Depuis, les enquêteurs épluchent les comptes de Yamada, ce qui leur aurait permis de découvrir des documents liés aux versements accordés à M.Akiyama. Les investigations ont également mis en évidence l’étendue de son réseau, au sein du PLD et des ministères de la défense et des affaires étrangères.
Naoki Akiyama occupe ainsi le poste de directeur exécutif du Centre nippo-américain pour la paix et les échanges culturels, une organisation dans laquelle se côtoient d’anciens responsables de la défense. Sur l’organigramme figure l’ancien ministre de la défense, Fumio Kyuma. L’actuel ministre des finances, Fukushiro Nukaga, qui fut chef de l’agence de défense et surtout l’un des cadres de Yamada Corp., en a également fait partie. Ces deux noms avaient déjà été cités au moment de l’arrestation de Takemasa Moriya.

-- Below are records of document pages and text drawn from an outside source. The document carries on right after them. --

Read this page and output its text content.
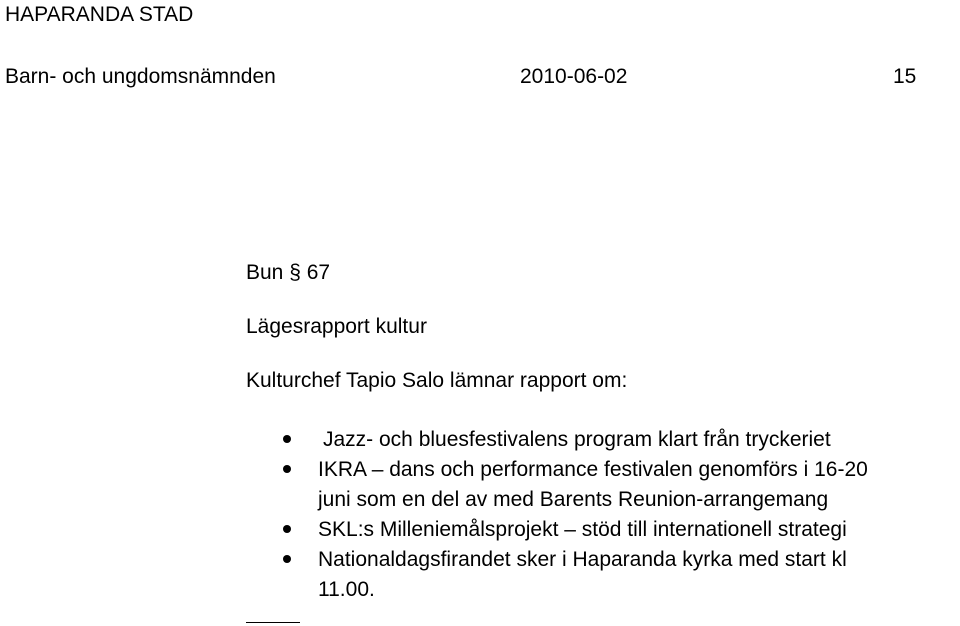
HAPARANDA STAD
Barn- och ungdomsnämnden	2010-06-02	15
Bun § 67
Lägesrapport kultur
Kulturchef Tapio Salo lämnar rapport om:
Jazz- och bluesfestivalens program klart från tryckeriet
IKRA – dans och performance festivalen genomförs i 16-20
juni som en del av med Barents Reunion-arrangemang
SKL:s Milleniemålsprojekt – stöd till internationell strategi
Nationaldagsfirandet sker i Haparanda kyrka med start kl
11.00.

Le travail des enquêteurs se porterait désormais sur d’éventuels versements accordés aux politiciens réputés proches de M.Akiyama et de Yamada Corp. Fumio Kyuma a déjà affirmé que M.Akiyama « a peut-être touché de l’argent par des moyens douteux. Mais il est impossible que nous ayons empoché des sommes en liquide ».

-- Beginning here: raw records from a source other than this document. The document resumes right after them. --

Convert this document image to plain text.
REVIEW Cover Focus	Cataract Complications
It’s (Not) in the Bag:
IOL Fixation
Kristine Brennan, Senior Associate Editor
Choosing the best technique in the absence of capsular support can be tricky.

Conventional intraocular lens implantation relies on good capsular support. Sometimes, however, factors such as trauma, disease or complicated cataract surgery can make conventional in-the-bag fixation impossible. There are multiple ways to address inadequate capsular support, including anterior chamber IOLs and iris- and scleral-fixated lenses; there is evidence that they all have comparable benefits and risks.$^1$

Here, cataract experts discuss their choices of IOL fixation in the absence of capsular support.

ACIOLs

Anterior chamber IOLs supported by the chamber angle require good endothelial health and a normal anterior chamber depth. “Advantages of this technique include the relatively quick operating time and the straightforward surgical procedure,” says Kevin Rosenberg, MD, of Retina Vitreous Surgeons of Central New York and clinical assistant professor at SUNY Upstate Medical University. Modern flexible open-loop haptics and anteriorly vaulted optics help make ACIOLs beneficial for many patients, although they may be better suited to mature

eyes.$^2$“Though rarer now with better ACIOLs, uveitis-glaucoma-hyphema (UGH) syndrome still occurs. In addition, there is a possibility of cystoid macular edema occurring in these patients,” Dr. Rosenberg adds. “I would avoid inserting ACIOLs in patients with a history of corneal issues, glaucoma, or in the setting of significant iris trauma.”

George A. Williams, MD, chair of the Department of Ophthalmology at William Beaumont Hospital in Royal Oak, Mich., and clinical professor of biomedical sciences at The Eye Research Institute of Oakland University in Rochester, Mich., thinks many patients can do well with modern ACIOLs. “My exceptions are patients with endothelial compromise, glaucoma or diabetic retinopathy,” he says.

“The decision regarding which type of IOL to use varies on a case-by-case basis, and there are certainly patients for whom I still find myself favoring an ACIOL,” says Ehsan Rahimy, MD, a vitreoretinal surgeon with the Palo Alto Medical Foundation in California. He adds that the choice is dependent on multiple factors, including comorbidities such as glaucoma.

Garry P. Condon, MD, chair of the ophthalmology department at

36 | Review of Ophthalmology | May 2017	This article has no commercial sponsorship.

Cette nouvelle affaire tombe mal pour le ministère de la défense qui a dévoilé, le 15 juillet, un plan de réforme destiné notamment à éviter la récurrence des scandales. Outre l’affaire Moriya, il a été critiqué pour une affaire de fuites d’informations sensibles et la collision entre un navire des Forces maritimes d’autodéfense avec un bateau de pêche.
Le remaniement de vendredi – avec, selon la presse, le remplacement de M. Nukaga par Bunmei Ibeki – doit relancer la popularité du gouvernement Fukuda. Reste à savoir si l’opinion suivra un pouvoir PLD dont elle semble de plus en plus lasse.